I want you all to know that I posted the previous comment, but took out the names of the woman who wrote it, and her husband...she allowed me to choose whether or not to post it, and because I think it is of great benefit to others, I went ahead and did so.

I love you, my sweet friends.

I love you dearly!
Jes

KimG in AZ said...

I was in the shower this morning and heard God for the first time in a week. I have been filling my head with self-thoughts instead of God's thoughts. I heard Him tell me that He has never left me like I thought He did. That he was reaching for me and loving through you and Marilyn and Kim B. That He was using my friends to love ME. That while I was turning my back on Him, He was still holding me close, using human hands and hearts.

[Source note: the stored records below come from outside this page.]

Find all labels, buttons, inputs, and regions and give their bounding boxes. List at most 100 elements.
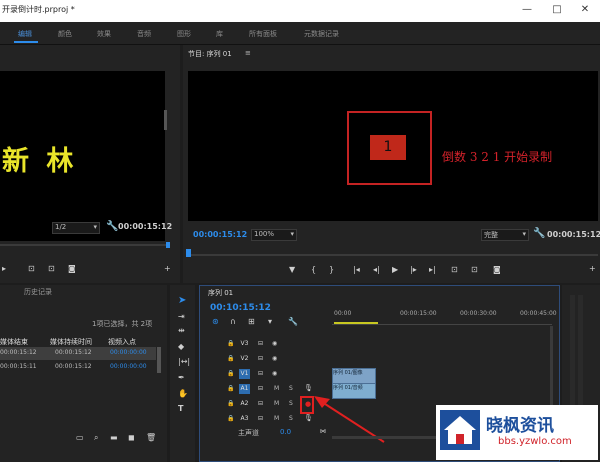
workspace-tab-metadata[interactable]: 元数据记录: [304, 29, 339, 39]
master-track-label: 主声道: [238, 429, 259, 437]
lock-icon[interactable]: 🔒: [227, 385, 234, 393]
sync-icon[interactable]: ⊟: [258, 400, 263, 408]
lock-icon[interactable]: 🔒: [227, 355, 234, 363]
program-current-time[interactable]: 00:00:15:12: [193, 230, 247, 239]
source-resolution-select[interactable]: 1/2 ▾: [52, 222, 100, 234]
workspace-tab-edit[interactable]: 编辑: [18, 29, 32, 39]
timeline-sequence-tab[interactable]: 序列 01: [208, 288, 233, 298]
timeline-settings-wrench-icon[interactable]: 🔧: [288, 318, 298, 326]
type-tool-icon[interactable]: T: [178, 405, 183, 413]
history-tab[interactable]: 历史记录: [24, 287, 52, 297]
track-label-a3[interactable]: A3: [239, 414, 250, 424]
selection-tool-icon[interactable]: ➤: [178, 296, 186, 306]
mute-button[interactable]: M: [274, 385, 279, 392]
lock-icon[interactable]: 🔒: [227, 415, 234, 423]
source-scrollbar[interactable]: [164, 110, 167, 130]
trash-icon[interactable]: 🗑: [146, 434, 156, 442]
minimize-button[interactable]: —: [516, 2, 538, 18]
add-marker-icon[interactable]: ▼: [289, 266, 295, 274]
program-quality-select[interactable]: 完整 ▾: [481, 229, 529, 241]
timeline-marker-icon[interactable]: ▾: [268, 318, 272, 326]
step-back-icon[interactable]: ◂|: [373, 266, 380, 274]
col-media-duration[interactable]: 媒体持续时间: [50, 337, 92, 347]
eye-icon[interactable]: ◉: [272, 340, 277, 348]
razor-tool-icon[interactable]: ◆: [178, 343, 184, 351]
solo-button[interactable]: S: [289, 400, 293, 407]
program-add-button-icon[interactable]: +: [589, 265, 596, 273]
sync-icon[interactable]: ⊟: [258, 415, 263, 423]
close-button[interactable]: ✕: [574, 2, 596, 18]
workspace-tab-all-panels[interactable]: 所有面板: [249, 29, 277, 39]
maximize-button[interactable]: □: [546, 2, 568, 18]
new-item-icon[interactable]: ◼: [128, 434, 135, 442]
source-wrench-icon[interactable]: 🔧: [106, 221, 118, 232]
go-to-in-icon[interactable]: |◂: [353, 266, 360, 274]
go-to-out-icon[interactable]: ▸|: [429, 266, 436, 274]
play-icon[interactable]: ▶: [392, 266, 398, 274]
workspace-tab-library[interactable]: 库: [216, 29, 223, 39]
export-frame-camera-icon[interactable]: ◙: [493, 266, 501, 274]
lock-icon[interactable]: 🔒: [227, 370, 234, 378]
row1-video-in: 00:00:00:00: [110, 349, 147, 356]
table-row[interactable]: 00:00:15:11 00:00:15:12 00:00:00:00: [0, 361, 156, 374]
track-label-v2[interactable]: V2: [239, 354, 250, 364]
sync-icon[interactable]: ⊟: [258, 385, 263, 393]
timeline-timecode[interactable]: 00:10:15:12: [210, 303, 271, 313]
nest-sequence-icon[interactable]: ⊛: [212, 318, 219, 326]
col-video-in[interactable]: 视频入点: [108, 337, 136, 347]
track-label-a2[interactable]: A2: [239, 399, 250, 409]
track-label-a1[interactable]: A1: [239, 384, 250, 394]
workspace-tab-color[interactable]: 颜色: [58, 29, 72, 39]
lift-icon[interactable]: ⊡: [451, 266, 458, 274]
table-row[interactable]: 00:00:15:12 00:00:15:12 00:00:00:00: [0, 347, 156, 360]
video-clip-v1[interactable]: 序列 01/图像: [332, 368, 376, 384]
source-camera-icon[interactable]: ◙: [68, 265, 76, 273]
search-icon[interactable]: ⌕: [94, 434, 98, 442]
track-select-tool-icon[interactable]: ⇥: [178, 313, 185, 321]
bin-icon[interactable]: ▭: [76, 434, 84, 442]
program-monitor-menu-icon[interactable]: ≡: [245, 49, 251, 57]
source-insert-icon[interactable]: ⊡: [28, 265, 35, 273]
source-add-button-icon[interactable]: +: [164, 265, 171, 273]
eye-icon[interactable]: ◉: [272, 370, 277, 378]
lock-icon[interactable]: 🔒: [227, 340, 234, 348]
source-playhead[interactable]: [166, 242, 170, 248]
slip-tool-icon[interactable]: |↔|: [178, 358, 190, 366]
linked-selection-icon[interactable]: ⊞: [248, 318, 255, 326]
source-step-icon[interactable]: ▸: [2, 265, 6, 273]
workspace-tab-graphics[interactable]: 图形: [177, 29, 191, 39]
track-label-v3[interactable]: V3: [239, 339, 250, 349]
extract-icon[interactable]: ⊡: [471, 266, 478, 274]
sync-icon[interactable]: ⊟: [258, 370, 263, 378]
program-zoom-select[interactable]: 100% ▾: [251, 229, 297, 241]
sync-icon[interactable]: ⊟: [258, 340, 263, 348]
solo-button[interactable]: S: [289, 415, 293, 422]
lock-icon[interactable]: 🔒: [227, 400, 234, 408]
new-bin-icon[interactable]: ▬: [110, 434, 118, 442]
pen-tool-icon[interactable]: ✒: [178, 374, 185, 382]
workspace-tab-audio[interactable]: 音频: [137, 29, 151, 39]
project-scrollbar[interactable]: [157, 347, 161, 373]
program-monitor-title[interactable]: 节目: 序列 01: [188, 49, 232, 59]
mute-button[interactable]: M: [274, 415, 279, 422]
col-media-end[interactable]: 媒体结束: [0, 337, 28, 347]
source-duration: 00:00:15:12: [118, 222, 173, 231]
program-playhead[interactable]: [186, 249, 191, 257]
workspace-tab-effects[interactable]: 效果: [97, 29, 111, 39]
hand-tool-icon[interactable]: ✋: [178, 390, 188, 398]
program-wrench-icon[interactable]: 🔧: [533, 228, 545, 239]
mute-button[interactable]: M: [274, 400, 279, 407]
snap-icon[interactable]: ∩: [230, 318, 236, 326]
source-overwrite-icon[interactable]: ⊡: [48, 265, 55, 273]
track-label-v1[interactable]: V1: [239, 369, 250, 379]
ripple-edit-tool-icon[interactable]: ⇹: [178, 327, 185, 335]
solo-button[interactable]: S: [289, 385, 293, 392]
mark-out-icon[interactable]: }: [329, 266, 334, 274]
source-scrubber-bar[interactable]: [0, 244, 170, 246]
mark-in-icon[interactable]: {: [311, 266, 316, 274]
eye-icon[interactable]: ◉: [272, 355, 277, 363]
program-scrubber-bar[interactable]: [188, 254, 598, 256]
master-volume-value[interactable]: 0.0: [280, 428, 291, 436]
sync-icon[interactable]: ⊟: [258, 355, 263, 363]
step-forward-icon[interactable]: |▸: [410, 266, 417, 274]
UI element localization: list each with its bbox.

That the prayers that were prayed for my marriage became like glue and allowed the Holy Spirit to reign again. That I have yet another chance to be tested and try to prove myself worthy of the name CHRISTian. That for all my husband's issues that I struggle with, I need to look at my own first and what comes out in times of trouble. Never give up, ladies. Pray for your friends but reach out and "pester" them. Call, email, text, whatever. But don't let them go. Hold them close until the Holy Spirit takes over again in their lives. NEVER give up!